Interestingly, while this is a problem for New York Attorneys, according to the ABA, the social media notice would not be considered a communication. See ABA Opinion 466.
Bottom line, if you are using social media to investigate adverse parties or witnesses, turn off the notification feature of your social media platform.
Don’t “friend” a represented adverse party or juror, but it’s OK to view their public profile.
Provided you do not run afoul of the notification issue described above, an attorney can view a represented adverse party’s or juror’s public social media profile. However, the attorney may not “friend” request or otherwise seek to gain access to the adverse party’s non-public social media profile. Same rule applies to employees and agents of the attorney. Of course, get an order from the court, and the ban is inapplicable.
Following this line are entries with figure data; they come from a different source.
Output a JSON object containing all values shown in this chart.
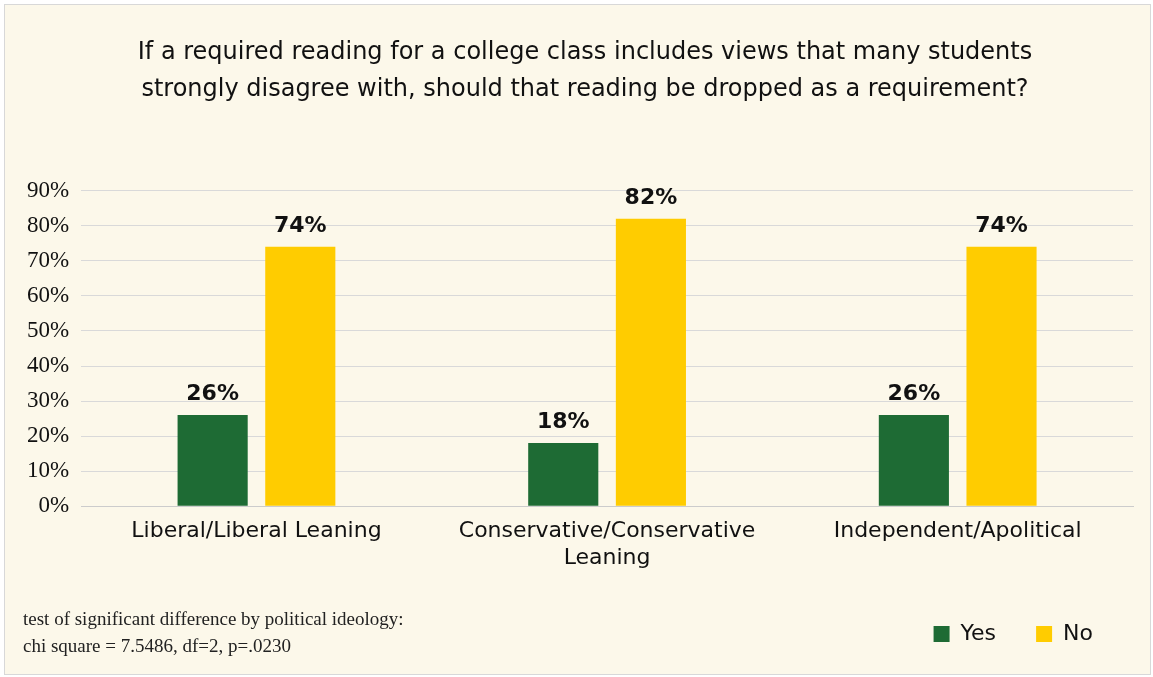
{
  "chart_data": {
    "type": "bar",
    "title": "If a required reading for a college class includes views that many students strongly disagree with, should that reading be dropped as a requirement?",
    "categories": [
      "Liberal/Liberal Leaning",
      "Conservative/Conservative Leaning",
      "Independent/Apolitical"
    ],
    "series": [
      {
        "name": "Yes",
        "color": "#1e6b34",
        "values": [
          26,
          18,
          26
        ],
        "value_labels": [
          "26%",
          "18%",
          "26%"
        ]
      },
      {
        "name": "No",
        "color": "#ffcc00",
        "values": [
          74,
          82,
          74
        ],
        "value_labels": [
          "74%",
          "82%",
          "74%"
        ]
      }
    ],
    "ylim": [
      0,
      90
    ],
    "yticks": [
      {
        "value": 0,
        "label": "0%"
      },
      {
        "value": 10,
        "label": "10%"
      },
      {
        "value": 20,
        "label": "20%"
      },
      {
        "value": 30,
        "label": "30%"
      },
      {
        "value": 40,
        "label": "40%"
      },
      {
        "value": 50,
        "label": "50%"
      },
      {
        "value": 60,
        "label": "60%"
      },
      {
        "value": 70,
        "label": "70%"
      },
      {
        "value": 80,
        "label": "80%"
      },
      {
        "value": 90,
        "label": "90%"
      }
    ],
    "grid": "y",
    "legend": "bottom right",
    "annotations": [
      "test of significant difference by political ideology:\nchi square = 7.5486, df=2, p=.0230"
    ]
  }
}
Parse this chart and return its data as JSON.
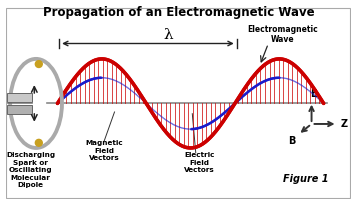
{
  "title": "Propagation of an Electromagnetic Wave",
  "title_fontsize": 8.5,
  "bg_color": "#ffffff",
  "wave_color_E": "#cc0000",
  "wave_color_B": "#1a1acc",
  "axis_color": "#444444",
  "text_color": "#000000",
  "label_magnetic": "Magnetic\nField\nVectors",
  "label_electric": "Electric\nField\nVectors",
  "label_source": "Discharging\nSpark or\nOscillating\nMolecular\nDipole",
  "label_em_wave": "Electromagnetic\nWave",
  "label_figure": "Figure 1",
  "label_lambda": "λ",
  "label_E": "E",
  "label_B": "B",
  "label_Z": "Z",
  "xlim": [
    0,
    10
  ],
  "ylim": [
    -2.8,
    3.0
  ],
  "z_start": 1.5,
  "z_end": 9.2,
  "E_amp": 1.3,
  "B_amp": 0.75,
  "n_cycles": 1.5
}
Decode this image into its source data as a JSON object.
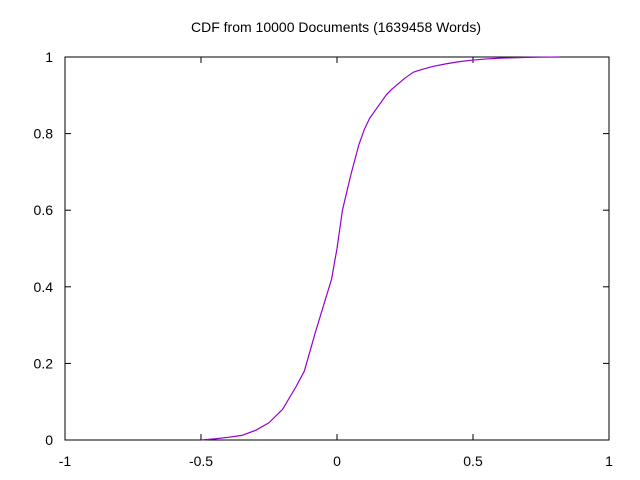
{
  "chart_data": {
    "type": "line",
    "title": "CDF from 10000 Documents (1639458 Words)",
    "xlabel": "",
    "ylabel": "",
    "xlim": [
      -1,
      1
    ],
    "ylim": [
      0,
      1
    ],
    "x_ticks": [
      "-1",
      "-0.5",
      "0",
      "0.5",
      "1"
    ],
    "y_ticks": [
      "0",
      "0.2",
      "0.4",
      "0.6",
      "0.8",
      "1"
    ],
    "grid": false,
    "legend": "none",
    "series": [
      {
        "color": "#9400d3",
        "x": [
          -0.5,
          -0.45,
          -0.4,
          -0.35,
          -0.3,
          -0.25,
          -0.2,
          -0.15,
          -0.12,
          -0.1,
          -0.08,
          -0.05,
          -0.02,
          0.0,
          0.02,
          0.05,
          0.08,
          0.1,
          0.12,
          0.15,
          0.18,
          0.2,
          0.25,
          0.28,
          0.3,
          0.35,
          0.4,
          0.45,
          0.5,
          0.55,
          0.6,
          0.65,
          0.7,
          0.75,
          0.82
        ],
        "y": [
          0.0,
          0.003,
          0.007,
          0.012,
          0.025,
          0.045,
          0.08,
          0.14,
          0.18,
          0.23,
          0.28,
          0.35,
          0.42,
          0.5,
          0.6,
          0.69,
          0.77,
          0.81,
          0.84,
          0.87,
          0.9,
          0.915,
          0.945,
          0.96,
          0.965,
          0.975,
          0.982,
          0.988,
          0.992,
          0.995,
          0.997,
          0.998,
          0.999,
          0.9995,
          1.0
        ]
      }
    ]
  }
}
However, there is no restriction from asking for access to an unrepresented adverse party, provided the attorney doesn’t mislead the party by indicating that they are disinterested or makes the request through a fake profile.
Finally, your client can always request access to a represented party’s private social media profile (same as they can speak to the party directly to initiate settlement discussions). However, the attorney cannot recommend to the client (directly or indirectly) that the client do this.
Be careful about advising a client to change their social media content.
You may counsel your client to remove or change content on their social media pages, as long as the changes are not false or deceptive and the advice does not violate statutory or common law. However, as soon as litigation is reasonably foreseeable, a litigation hold has to be put in place.
A lawyer may advise a client to change privacy settings and remove material from the site, so long as copies of the material are preserved. However, you will likely want to weigh the risk of relying on the client to preserve materials.
Those pesky LinkedIn endorsements may be a problem.
Bottom line, advertising can’t be false or misleading. So, make sure you delete any endorsements for practice areas where you do not practice. Paid endorsements must be disclosed as such, and endorsements that describe a result in a case must include the standard disclaimer: “Prior results do not guarantee a similar outcome.” Finally, individual attorneys still cannot list, or refer to their services as “Specialities” unless the lawyer was certified as a specialist in New York.